Abiding by the island’s 25kmh speed limit, we cruise past the local tip, where 86 per cent of the island’s waste is composted, reused, or recycled. I later discover this is where Whitfield gets ingredients to power his bio-fuelled van, thanks to the island’s restaurants depositing their used vegetable oil here.
Amid the dense greenery a pecking order becomes apparent. While the native Kentia palms are supported (their cultivation provides the island’s second biggest income after tourism), the introduced Norfolk Island pines are not. ‘We’re encouraged to cut ourselves Christmas trees, or the pines would take over the place,’ says Whitfield.
Not all the flora is easy to remove, but luckily Lord Howe’s appeal is such that tourists will actually pay to come here and do a spot of weeding. While the Lord Howe Island Board, which administrates all the island’s needs from composting through to running the airport and the National Park Preserve, runs a more intensive programme, resident naturalist Ian Hutton’s regular week-long weeding trips are extremely popular.

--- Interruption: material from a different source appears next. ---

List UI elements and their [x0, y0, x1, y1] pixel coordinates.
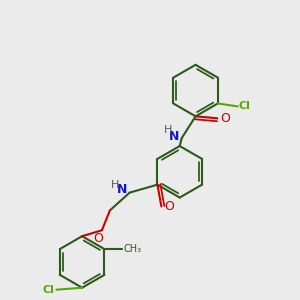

Rob Pallin, owner of Paddy Pallin adventure stores, and a recent addition to the island’s board, says the weeding programmes kept him coming back every year since 2001.
‘We’ve been removing climbing asparagus (an exotic) from large parts of Transit Hill. It’s a superb way of enjoying the natural attributes of this incredible place and contributing to the island,’ says Pallin. ‘People get a feeling of contributing in the morning, then, in the afternoon you get taken on walks to see the mutton birds nesting, or to explore aspects of the environment.’
But while the thick undergrowth caused by the climbing asparagus actually prevents the mutton birds from setting up home, to a novice, it just looks like leafy green plant life.
‘A lot of people who visit don’t see the weeds if their eyes aren’t trained to do so,’ agrees Pallin. ‘But they do see a far greater variety of plants and birds when the weeds aren’t there.’
With hundreds of endemic species, Lord Howe teems with birdlife, but many of the rarest species have only returned to this utopia thanks to the eradication of introduced predators. Pigs and goats, brought by early sailors as a source of fresh meat, ate their way across the island, trampling precious vegetation as they went. Pigs also ate the highly endangered Lord Howe Island woodhen and their eggs. Eventually, Mount Gower’s cloud-forested peak became the only place in the world the species could be found, and the population dropped below 20 pairs.